Île Marion (NASA EO-1 ALI satellite image, 5 May 2009)

Île Marion (NASA EO-1 ALI satellite image, 5 May 2009)

Île du Prince-Édouard (NASA EO-1 ALI satellite image, 5 May 2009)

Île du Prince-Édouard (NASA EO-1 ALI satellite image, 5 May 2009)


* Plus de 200 mètres de fond.

¹ Une lieue marine équivaut à trois milles marins (5,556 km), soit une distance estimée ici d’environ 25 km.

² La sonde a atteint le fond, cette fois, au bout de 130 mètres. Sa nature est même consignée grâce au suif ou goudron déposé sur la base creuse du plomb.

* Passer le plus près possible.

* Près de 17 km.

* De 33 à 38 km.

³ Île Marion en océan Indien (latitude 46° 54′ 22″ Sud, longitude 37°44′ 13″ Est). C’est une zone inhabitée jusqu’au 19e siècle durant lequel les pêcheurs s’en servent probablement de base pour chasser.
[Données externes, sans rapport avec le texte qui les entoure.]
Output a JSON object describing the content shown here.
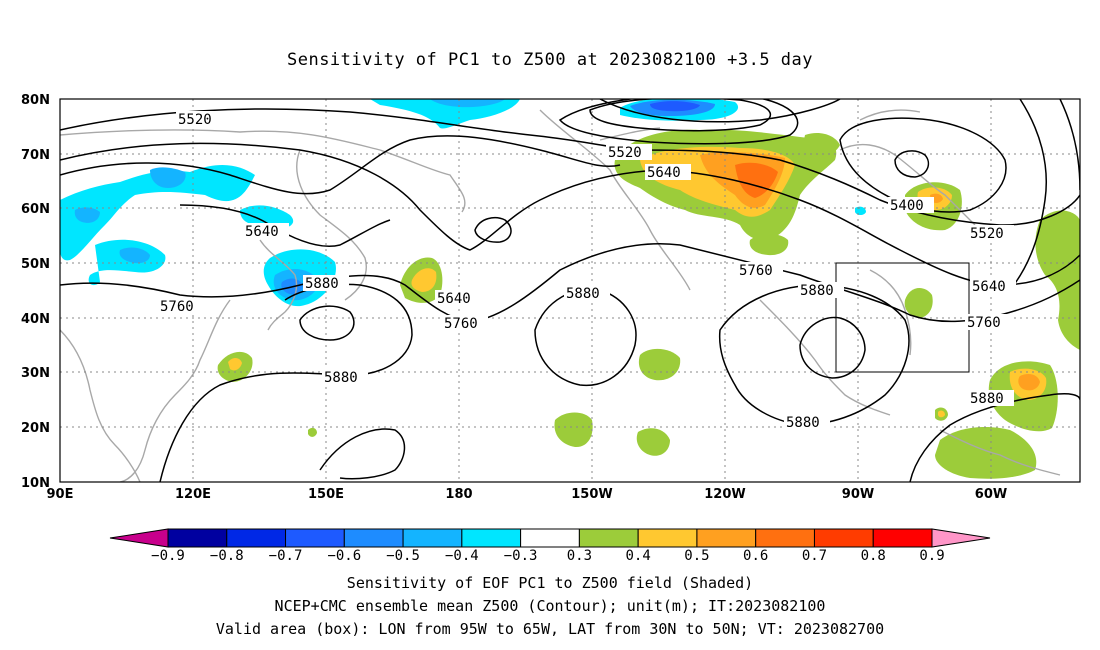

Sa végétation est rase (lichens, fougères), elle correspond à un climat venteux, pluvieux et froid. Son relief se singularise par un point culminant entouré de plusieurs autres sommets.
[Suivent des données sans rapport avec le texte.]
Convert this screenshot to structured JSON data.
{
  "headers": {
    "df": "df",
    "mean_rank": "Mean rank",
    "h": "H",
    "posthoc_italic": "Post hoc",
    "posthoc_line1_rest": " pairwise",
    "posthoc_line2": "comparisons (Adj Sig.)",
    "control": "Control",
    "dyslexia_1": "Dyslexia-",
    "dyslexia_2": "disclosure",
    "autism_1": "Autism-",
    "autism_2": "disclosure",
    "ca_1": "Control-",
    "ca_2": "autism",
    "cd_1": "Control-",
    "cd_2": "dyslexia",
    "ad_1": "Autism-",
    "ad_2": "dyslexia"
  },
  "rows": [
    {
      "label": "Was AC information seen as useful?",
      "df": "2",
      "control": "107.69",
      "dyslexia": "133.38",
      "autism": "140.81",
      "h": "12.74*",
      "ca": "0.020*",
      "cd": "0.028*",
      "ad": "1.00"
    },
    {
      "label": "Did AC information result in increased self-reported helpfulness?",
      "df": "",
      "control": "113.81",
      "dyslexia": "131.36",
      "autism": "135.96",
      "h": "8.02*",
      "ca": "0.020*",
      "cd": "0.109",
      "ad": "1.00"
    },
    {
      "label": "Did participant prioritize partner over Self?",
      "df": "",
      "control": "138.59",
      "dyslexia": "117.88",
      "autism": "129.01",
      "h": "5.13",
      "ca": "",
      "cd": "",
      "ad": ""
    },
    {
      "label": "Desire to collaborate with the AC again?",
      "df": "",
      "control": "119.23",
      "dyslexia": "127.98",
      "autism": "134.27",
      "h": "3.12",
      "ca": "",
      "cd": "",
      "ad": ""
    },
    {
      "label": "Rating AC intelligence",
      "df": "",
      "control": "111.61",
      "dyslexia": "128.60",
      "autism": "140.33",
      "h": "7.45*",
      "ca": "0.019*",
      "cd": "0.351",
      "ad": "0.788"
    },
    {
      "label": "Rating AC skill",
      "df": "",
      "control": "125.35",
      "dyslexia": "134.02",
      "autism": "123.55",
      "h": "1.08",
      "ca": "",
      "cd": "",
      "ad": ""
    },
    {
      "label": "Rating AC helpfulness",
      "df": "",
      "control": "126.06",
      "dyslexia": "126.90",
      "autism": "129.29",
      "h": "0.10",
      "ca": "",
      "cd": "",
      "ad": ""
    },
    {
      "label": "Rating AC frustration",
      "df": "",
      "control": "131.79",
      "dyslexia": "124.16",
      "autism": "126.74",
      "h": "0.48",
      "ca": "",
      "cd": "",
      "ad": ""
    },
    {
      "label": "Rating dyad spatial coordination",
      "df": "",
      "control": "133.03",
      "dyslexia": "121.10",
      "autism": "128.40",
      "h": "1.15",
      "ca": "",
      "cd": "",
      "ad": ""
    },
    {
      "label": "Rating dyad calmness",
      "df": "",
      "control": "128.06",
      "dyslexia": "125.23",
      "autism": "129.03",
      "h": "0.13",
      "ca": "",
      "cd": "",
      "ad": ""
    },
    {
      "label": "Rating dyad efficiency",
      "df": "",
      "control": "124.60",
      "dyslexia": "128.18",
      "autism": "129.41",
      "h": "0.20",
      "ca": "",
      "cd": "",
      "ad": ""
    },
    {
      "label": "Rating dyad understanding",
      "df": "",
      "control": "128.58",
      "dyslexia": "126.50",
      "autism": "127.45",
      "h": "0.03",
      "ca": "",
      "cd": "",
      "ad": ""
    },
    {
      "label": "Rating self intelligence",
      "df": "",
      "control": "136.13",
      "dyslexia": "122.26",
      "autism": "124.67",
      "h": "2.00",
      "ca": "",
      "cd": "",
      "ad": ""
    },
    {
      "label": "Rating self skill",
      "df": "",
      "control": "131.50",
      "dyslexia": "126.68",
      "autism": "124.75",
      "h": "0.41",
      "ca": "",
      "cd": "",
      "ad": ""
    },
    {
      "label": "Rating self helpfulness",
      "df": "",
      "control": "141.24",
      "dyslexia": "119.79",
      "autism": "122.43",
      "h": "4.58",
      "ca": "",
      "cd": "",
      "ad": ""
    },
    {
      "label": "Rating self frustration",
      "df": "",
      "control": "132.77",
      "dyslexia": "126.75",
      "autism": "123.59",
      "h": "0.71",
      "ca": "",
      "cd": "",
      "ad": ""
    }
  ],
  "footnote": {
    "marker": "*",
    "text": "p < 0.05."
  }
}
⁴ L’île n’a jamais été habitée.

⁵ La première idée est de contourner l’île du côté où le vent porte, mais finalement le navire passe du côté de l’île qui n’est pas exposé au vent.

⁶ Île du Prince-Édouard (latitude 46°38′ 10″ Sud, longitude 37°56′ 24″ Est). Elle se caractérise par de hautes falaises atteignant presque 500 mètres d’altitude, par un relief culminant à 672 mètres et par des abords très rocheux.

⁷ L’archipel du Prince-Édouard, d’origine volcanique, est localisé dans la zone des quarantièmes rugissants. Il appartient au groupe des îles subantarctiques. Sa superficie totale est de 317 km² (47 km² pour l’île Île du Prince-Édouard et 298 km² pour l’île Marion), elles sont séparées de 22 km.